All CDs require that you leave your money invested for a specified period of time. That's a small price to pay, however, for the benefit of higher interest rates. In general, the more you invest and the longer the term, the more money that you'll earn.
Types of CDs
CDS come in a variety of styles. Here are a few types to choose from.
Traditional: Traditional CDs pay a pre-determined interest rate. Your deposit earns a fixed amount of money over a specific term. However, there are stiff penalties for early withdrawal.

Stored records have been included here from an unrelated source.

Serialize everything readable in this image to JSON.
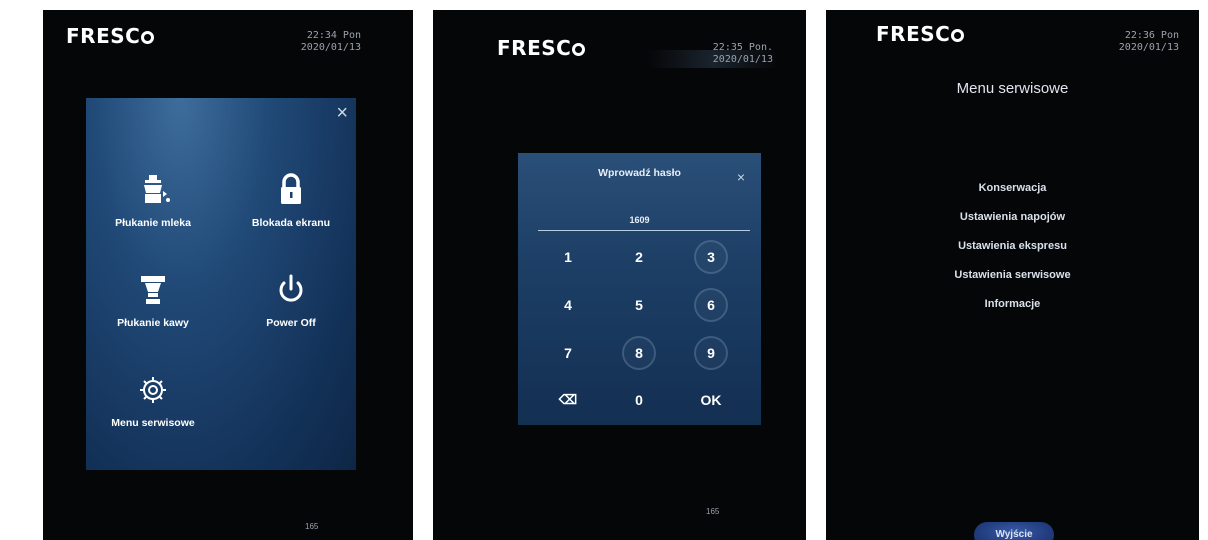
{
  "panels": [
    {
      "logo": "FRESC",
      "time": "22:34  Pon",
      "date": "2020/01/13",
      "close_glyph": "×",
      "menu_items": [
        {
          "label": "Płukanie mleka",
          "icon": "milk-rinse-icon"
        },
        {
          "label": "Blokada ekranu",
          "icon": "lock-icon"
        },
        {
          "label": "Płukanie kawy",
          "icon": "coffee-rinse-icon"
        },
        {
          "label": "Power Off",
          "icon": "power-icon"
        },
        {
          "label": "Menu serwisowe",
          "icon": "gear-icon"
        }
      ],
      "footer": "165"
    },
    {
      "logo": "FRESC",
      "time": "22:35  Pon.",
      "date": "2020/01/13",
      "dialog_title": "Wprowadź hasło",
      "close_glyph": "×",
      "password_value": "1609",
      "keys": [
        "1",
        "2",
        "3",
        "4",
        "5",
        "6",
        "7",
        "8",
        "9",
        "⌫",
        "0",
        "OK"
      ],
      "footer": "165"
    },
    {
      "logo": "FRESC",
      "time": "22:36  Pon",
      "date": "2020/01/13",
      "title": "Menu serwisowe",
      "menu_items": [
        "Konserwacja",
        "Ustawienia napojów",
        "Ustawienia ekspresu",
        "Ustawienia serwisowe",
        "Informacje"
      ],
      "exit_label": "Wyjście"
    }
  ],
  "colors": {
    "background": "#050608",
    "panel_blue": "#1d3f66",
    "exit_button": "#223e80"
  }
}
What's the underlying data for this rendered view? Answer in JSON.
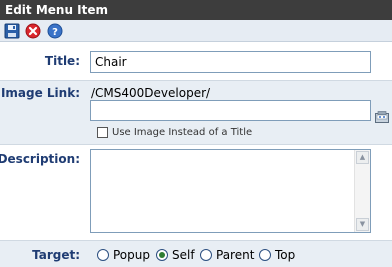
{
  "window": {
    "title": "Edit Menu Item"
  },
  "toolbar": {
    "buttons": [
      {
        "name": "save",
        "icon": "save-icon"
      },
      {
        "name": "cancel",
        "icon": "cancel-icon"
      },
      {
        "name": "help",
        "icon": "help-icon"
      }
    ]
  },
  "form": {
    "title": {
      "label": "Title:",
      "value": "Chair"
    },
    "image_link": {
      "label": "Image Link:",
      "path": "/CMS400Developer/",
      "value": "",
      "browse_icon": "browse-image-icon",
      "checkbox_label": "Use Image Instead of a Title",
      "checkbox_checked": false
    },
    "description": {
      "label": "Description:",
      "value": ""
    },
    "target": {
      "label": "Target:",
      "options": [
        "Popup",
        "Self",
        "Parent",
        "Top"
      ],
      "selected": "Self"
    }
  },
  "colors": {
    "titlebar": "#3d3d3d",
    "label": "#1f3c73",
    "row_alt": "#e8eef4",
    "radio_selected": "#2e7d32"
  }
}
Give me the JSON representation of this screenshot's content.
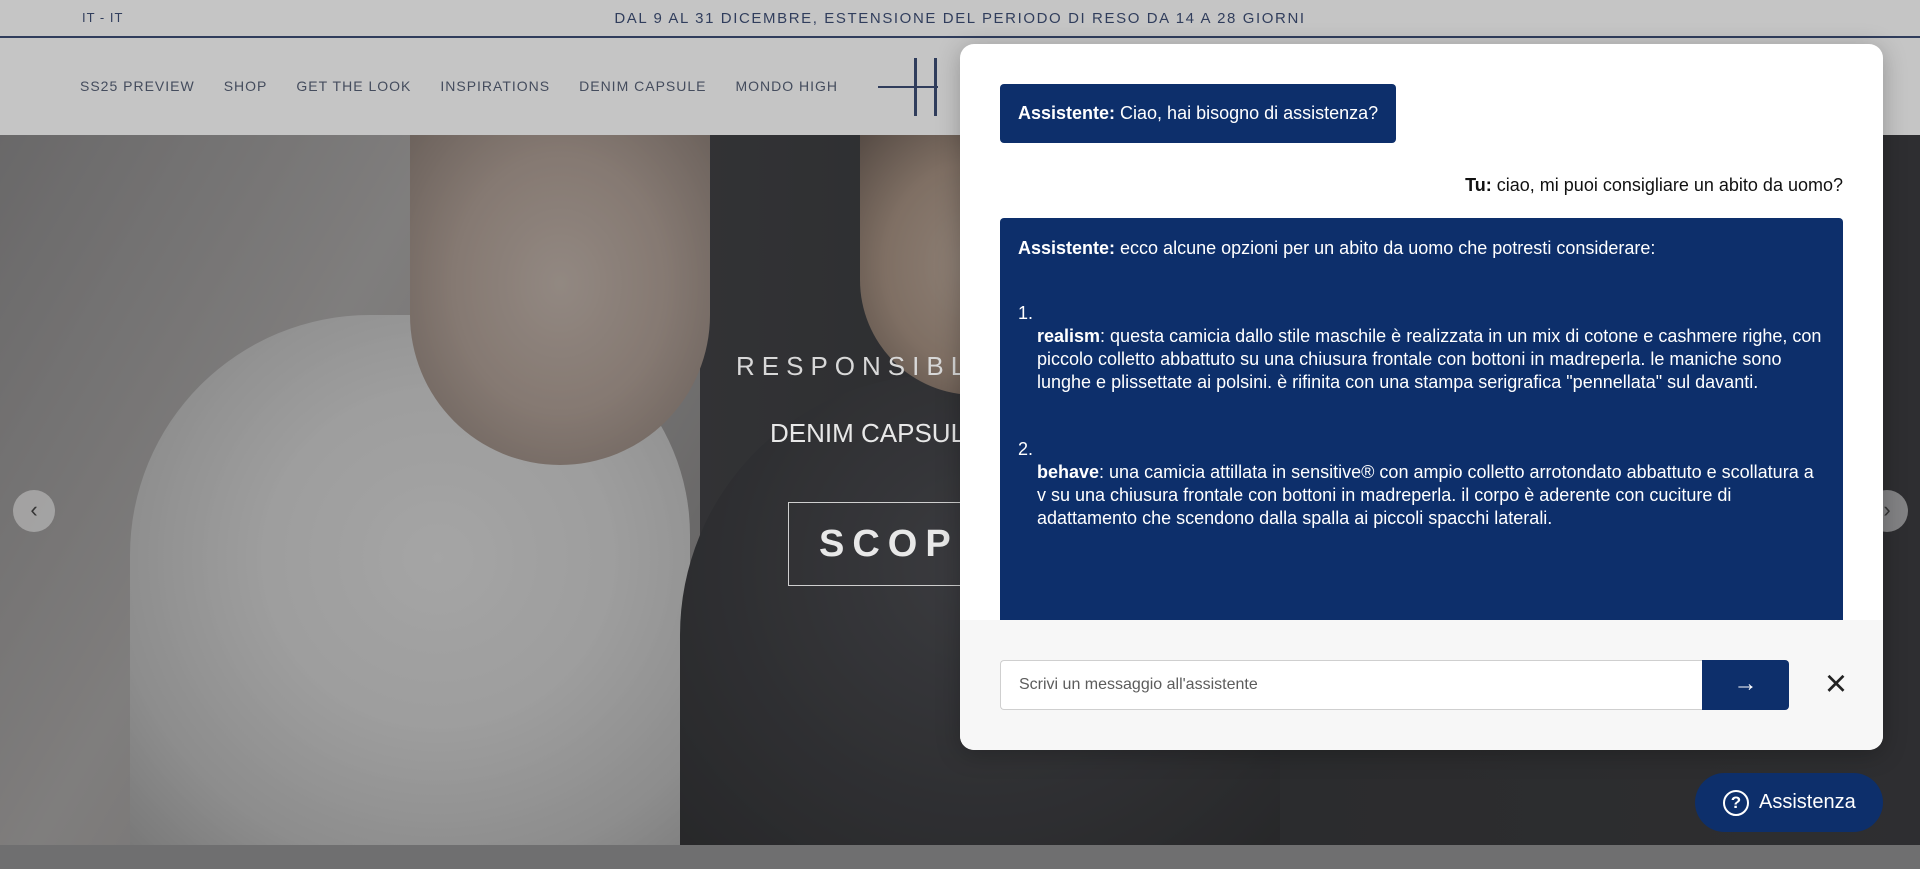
{
  "topbar": {
    "locale": "IT - IT",
    "announcement": "DAL 9 AL 31 DICEMBRE, ESTENSIONE DEL PERIODO DI RESO DA 14 A 28 GIORNI"
  },
  "nav": {
    "items": [
      {
        "label": "SS25 PREVIEW"
      },
      {
        "label": "SHOP"
      },
      {
        "label": "GET THE LOOK"
      },
      {
        "label": "INSPIRATIONS"
      },
      {
        "label": "DENIM CAPSULE"
      },
      {
        "label": "MONDO HIGH"
      }
    ]
  },
  "hero": {
    "kicker": "RESPONSIBLY",
    "subtitle": "DENIM CAPSUL",
    "cta": "SCOPR",
    "prev_icon": "chevron-left-icon",
    "next_icon": "chevron-right-icon"
  },
  "chat": {
    "messages": {
      "greeting_role": "Assistente:",
      "greeting_text": " Ciao, hai bisogno di assistenza?",
      "user_role": "Tu:",
      "user_text": " ciao, mi puoi consigliare un abito da uomo?",
      "reply_role": "Assistente:",
      "reply_intro": " ecco alcune opzioni per un abito da uomo che potresti considerare:",
      "options": [
        {
          "number": "1.",
          "name": "realism",
          "text": ": questa camicia dallo stile maschile è realizzata in un mix di cotone e cashmere righe, con piccolo colletto abbattuto su una chiusura frontale con bottoni in madreperla. le maniche sono lunghe e plissettate ai polsini. è rifinita con una stampa serigrafica \"pennellata\" sul davanti."
        },
        {
          "number": "2.",
          "name": "behave",
          "text": ": una camicia attillata in sensitive® con ampio colletto arrotondato abbattuto e scollatura a v su una chiusura frontale con bottoni in madreperla. il corpo è aderente con cuciture di adattamento che scendono dalla spalla ai piccoli spacchi laterali."
        }
      ]
    },
    "input_placeholder": "Scrivi un messaggio all'assistente",
    "send_icon": "arrow-right-icon",
    "close_icon": "close-icon",
    "accent_color": "#0d2f6b"
  },
  "help_button": {
    "label": "Assistenza",
    "icon": "question-circle-icon"
  }
}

Callable: The bank can call (redeem prior to maturity) this type of CD if interest rates drop. There are restrictions on how soon the bank is allowed to do this and reissue a new one at a lower rate. The callable CD's advantage is that the initial interest rate will be higher than that of a traditional CD.
Brokerage: A CD issued by a brokerage company rather than a bank or credit union often pays a higher interest rate. However, you'll have to have an account there to be eligible.
Bump up: Bump-up CDs allow you to request an adjustment in the interest rate. This is something that you might consider if rates begin to rise. There's always a price to pay, though: the initial interest rate may be lower than the rate on a traditional CD.
Liquid: You can withdraw money from a liquid CD during the term without penalty. What's the trade-off? With a liquid CD, the interest rate will be lower than that on a traditional CD. There also may be limits on when you can take the money and how many times you can do it.
A CD is a great savings account if you don't need your money at a moment's notice. Once you understand the choices, you can choose the one that most aligns with your financial situation.